Stumbling, Philbin responded, "All right. Fine. Gotcha."

Moments later, Dull was on the line. He could not answer the question at hand: "The secretary-general of the United Nations is appointed for a term of how many years?"

"Sorry, Alec, " Dull said. "Good luck. I love you."

Philbin quipped, "Well, at least he loves you."

The viewers included nearly every one of MacKenzie's seventh- and eighth-grade students, their parents and his fellow teachers, all of whom had tuned in on October 12 and 15 to root for him.

"When I first started teaching, I would have rather died than tell them I was gay," MacKenzie said in an interview two weeks after the show aired. "The kids have been talking [to me] about it and that's great--for them and for me."

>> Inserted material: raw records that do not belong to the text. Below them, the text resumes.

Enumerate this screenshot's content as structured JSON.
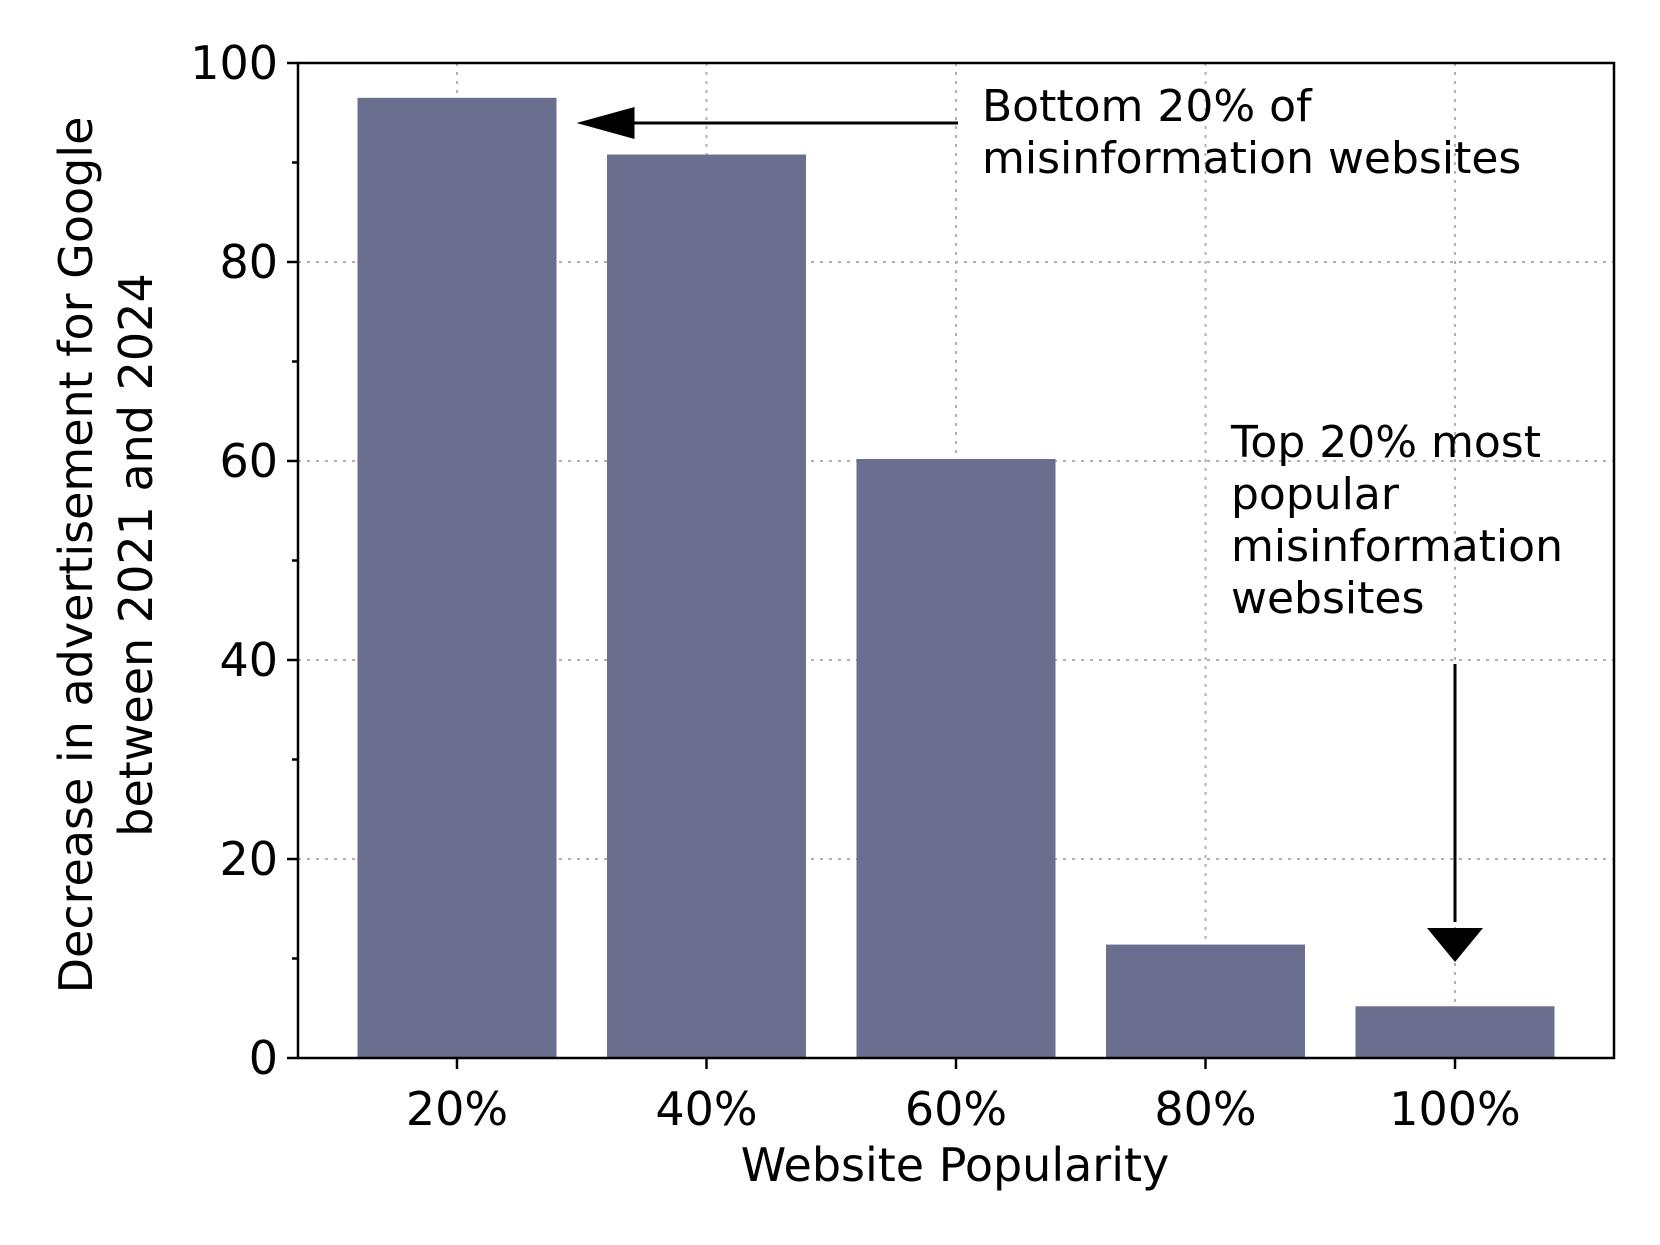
{
  "chart_data": {
    "type": "bar",
    "categories": [
      "20%",
      "40%",
      "60%",
      "80%",
      "100%"
    ],
    "values": [
      96.5,
      90.8,
      60.2,
      11.4,
      5.2
    ],
    "title": "",
    "xlabel": "Website Popularity",
    "ylabel_lines": [
      "Decrease in advertisement for Google",
      "between 2021 and 2024"
    ],
    "ylim": [
      0,
      100
    ],
    "yticks": [
      0,
      20,
      40,
      60,
      80,
      100
    ],
    "yticks_minor": [
      10,
      30,
      50,
      70,
      90
    ],
    "grid": true,
    "bar_color": "#6b6f8f",
    "annotations": [
      {
        "lines": [
          "Bottom 20% of",
          "misinformation websites"
        ],
        "arrow_direction": "left",
        "target_category": "20%"
      },
      {
        "lines": [
          "Top 20% most",
          "popular",
          "misinformation",
          "websites"
        ],
        "arrow_direction": "down",
        "target_category": "100%"
      }
    ]
  }
}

MacKenzie says the experience represents the final step in a lifelong process of coming out. "I had a comfort zone; and over the years, that comfort zone has grown bigger and bigger. Now, it's 35 million people."

MacKenzie won $32,000 on the show, tripping up on the question: "Which of these animals--turtle, frog, snake or praying mantis--uses the backs of its eyeballs to help push food down its throat?" Answer: a frog.